Mountain Laurel has pink and white flowers that bloom from May through early June! The bloom of the mountain laurel is a little more saucer-shaped than the bloom of the rhododendron. One of the best places to find mountain laurel in the Park is on the Laurel Falls Trail! This trail is named after this flowering shrub that is so prevalent along its path. “The trail is 2.6 miles roundtrip and considered moderate in difficulty. The trail is paved and is suitable for strollers.” This trail is great for beginners! I have done the hike myself, and I am completely out of shape! Just take frequent pauses to rest, and make sure to drink plenty of water and have a snack or two throughout the course of your hike!
There are two main types of rhododendron that grow in our Smoky Mountains. “Rosebay rhododendron is the most common rhododendron in the Smokies. It thrives around streams and in ravines at elevations below 5,000 feet. Rosebay’s big clumps of whitish flowers appear in June at lower elevations and from July into August at middle altitudes. Not every rosebay rhododendron in the park blooms every year. “Big blooms,” when a higher percentage of the shrubs bear flowers, occur every 2-4 years. No one has yet figured out when big blooms will happen, or why. Even during off years, however, many rosebays will bloom throughout the Park, especially those along roadsides that receive more direct sunlight.
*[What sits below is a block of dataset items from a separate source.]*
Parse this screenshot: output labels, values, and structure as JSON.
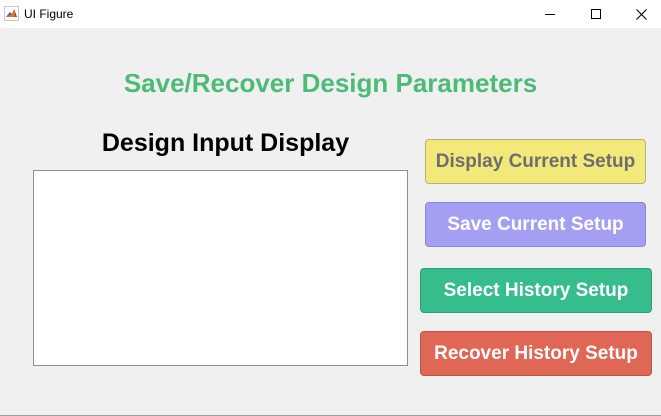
{
  "window": {
    "title": "UI Figure",
    "icon": "matlab-icon"
  },
  "heading": {
    "text": "Save/Recover Design Parameters",
    "color": "#4dbb78"
  },
  "display": {
    "label": "Design Input Display",
    "content": ""
  },
  "buttons": {
    "display_current": {
      "label": "Display Current Setup",
      "color": "#f2e97a"
    },
    "save_current": {
      "label": "Save Current Setup",
      "color": "#a59ff4"
    },
    "select_history": {
      "label": "Select History Setup",
      "color": "#35bd8c"
    },
    "recover_history": {
      "label": "Recover History Setup",
      "color": "#e06655"
    }
  }
}
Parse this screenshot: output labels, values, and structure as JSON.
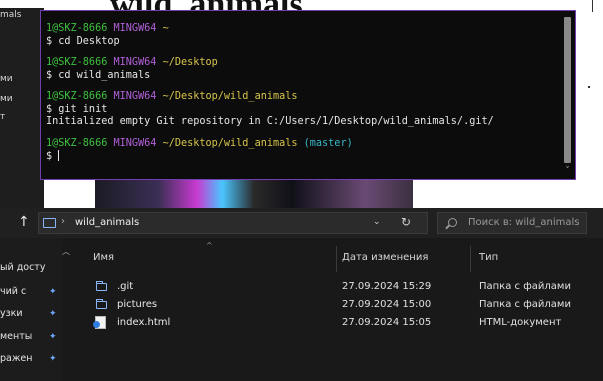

“Catawba is the rhododendron of the Smokies’ high mountains. It is found only at elevations greater than 3,500 feet in the Park, often alongside other rhododendrons as part of tree-less shrublands call heath balds. Catawba’s leaves are thick, shiny, and evergreen, much like those of rosebay rhododendron. However, Catawba leaves are not as long and have a more rounded shape. The beauty of Catawba rhododendron’s purple flowers is legendary. From a distance it appears as if rhododendron-covered ridges have been painted with a purple wash. Catawba usually reaches its peak of bloom along the Newfound Gap Road in the first half of June. Along the highest peaks it flowers in late June. Good places to see it are: above the Chimney Tops Trailhead, Alum Cave Trail, the Blue Ridge Parkway, and Andrews Bald.”